At work, we use CA's Brightstor ARCserve Backup (BAB) to backup our network of Solaris, Linux, Windows and AIX servers. The backup is done on a Solaris 10 server running version 11.5 of the server software.
We connect to a 40 tape Plasmon library equipped with two LTO2 drives (although we only use 1 tape drive at the moment and allocate only 20 slots to the backup server). This connects to our SAN using an ATTO FibreBridge 2300 (SCSI in one end, Fibre Channel out the other).
BAB is fairly good at what it does, but the FibreBridge is a bit dodgy and occasionally crashes. Something it did last Friday night.
Like many organisations, we perform a full system backup on a Friday night, and then use differentials (level 1) backups Monday through to Thursday. Monthly tapes are then stored off site.
One issue I've been fighting with is that BAB stores it's backup catalogs in an Ingres database. Each file that is backed up gets a row. We've been running the backup for about 4 months and now have 61 millions rows in one of the tables.
In order to reduce the size of the database, BAB includes a "prune" option which removes the details of old jobs from the database. I configured this to run, but then noticed that a number of the text catalogs from previous jobs had not been imported into the database (BAB writes these during the backup and then loads them into the database after each session using the MergeCat utility).

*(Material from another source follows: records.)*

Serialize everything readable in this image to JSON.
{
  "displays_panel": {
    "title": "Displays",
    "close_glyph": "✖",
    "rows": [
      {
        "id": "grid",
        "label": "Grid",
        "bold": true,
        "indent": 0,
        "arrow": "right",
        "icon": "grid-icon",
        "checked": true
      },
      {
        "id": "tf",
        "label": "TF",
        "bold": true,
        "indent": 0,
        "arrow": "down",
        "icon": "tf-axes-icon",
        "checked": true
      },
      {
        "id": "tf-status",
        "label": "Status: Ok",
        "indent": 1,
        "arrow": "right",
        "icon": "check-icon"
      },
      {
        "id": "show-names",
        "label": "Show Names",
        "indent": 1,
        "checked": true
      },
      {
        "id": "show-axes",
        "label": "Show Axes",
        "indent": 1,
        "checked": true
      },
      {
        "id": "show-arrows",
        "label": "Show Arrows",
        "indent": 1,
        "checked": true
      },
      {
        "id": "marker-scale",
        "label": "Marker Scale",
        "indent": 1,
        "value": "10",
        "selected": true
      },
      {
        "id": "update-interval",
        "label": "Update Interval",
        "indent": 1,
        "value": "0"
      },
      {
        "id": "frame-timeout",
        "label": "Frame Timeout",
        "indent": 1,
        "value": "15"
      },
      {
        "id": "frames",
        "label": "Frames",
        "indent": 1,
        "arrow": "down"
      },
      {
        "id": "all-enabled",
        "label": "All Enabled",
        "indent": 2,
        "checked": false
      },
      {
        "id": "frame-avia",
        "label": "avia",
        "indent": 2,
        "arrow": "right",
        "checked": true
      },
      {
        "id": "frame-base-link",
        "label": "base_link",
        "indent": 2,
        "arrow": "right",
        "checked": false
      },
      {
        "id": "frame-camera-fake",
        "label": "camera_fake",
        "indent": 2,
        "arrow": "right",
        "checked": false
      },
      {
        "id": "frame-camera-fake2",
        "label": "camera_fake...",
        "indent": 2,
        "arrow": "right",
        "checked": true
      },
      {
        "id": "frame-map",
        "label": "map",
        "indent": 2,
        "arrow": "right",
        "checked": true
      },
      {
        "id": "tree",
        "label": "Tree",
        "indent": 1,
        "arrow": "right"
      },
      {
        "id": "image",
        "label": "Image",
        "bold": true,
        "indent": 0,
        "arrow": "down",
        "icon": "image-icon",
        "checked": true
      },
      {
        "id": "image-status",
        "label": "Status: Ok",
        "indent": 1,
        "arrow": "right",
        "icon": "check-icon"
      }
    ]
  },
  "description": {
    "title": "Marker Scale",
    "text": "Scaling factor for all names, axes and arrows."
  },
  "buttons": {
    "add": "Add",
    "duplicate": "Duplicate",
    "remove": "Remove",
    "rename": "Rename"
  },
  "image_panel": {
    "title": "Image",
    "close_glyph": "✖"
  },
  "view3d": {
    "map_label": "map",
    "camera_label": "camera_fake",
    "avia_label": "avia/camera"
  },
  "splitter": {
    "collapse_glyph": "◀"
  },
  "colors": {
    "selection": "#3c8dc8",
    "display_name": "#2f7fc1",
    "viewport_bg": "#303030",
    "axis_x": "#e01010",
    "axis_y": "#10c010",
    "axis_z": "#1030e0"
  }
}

So most of yesterday was spent completing the MergeCat (check /opt/CA/BrightstorARCserve/dbase/tmpcat to see what needs importing) and then running the backup last night. I have now just kicked off the dbclean to purge the jobs.
To make things a bit faster, I did the following:
By default, the Ingres configuration only had one write behind thread. This causes a bottleneck as the log buffers filled up before they were being written out. I've increased this to 20.
The dbclean does a bunch of "delete from astpdat where sesid = x" transactions and if the table is big, the transaction log file will fill. I'm currently running a 5GB transaction log file.
The logging system was still choking. Running logstat -statistics showed that I was getting a lot of log waits and log split waits. I increased the buffer count to 200 (from 20) and changed the block size from 4k to 8k (reformatting the transaction log file in the process).
The biggest performance gains came from dropping the indexes. There are three created by default, so every insert or delete also has to update the indexes. In order to speed things up, I dropped all indexes during the MergeCat, and recreated only ix_astpdat_1 for the dbclean (ix_astpdat_1 is keyed on the sesid which is used during the delete - without it would be a nightmare as astpdat is a heap table).
This is causing things to motor along now, although I still want to do some cache analysis to see whether increasing the DMF cache will improve things.
Once the dbclean completes, the only thing remaining is to modify the database (and hopefully reclaim a load of space as heap tables don't compact when rows are deleted) and then recreate the indexes.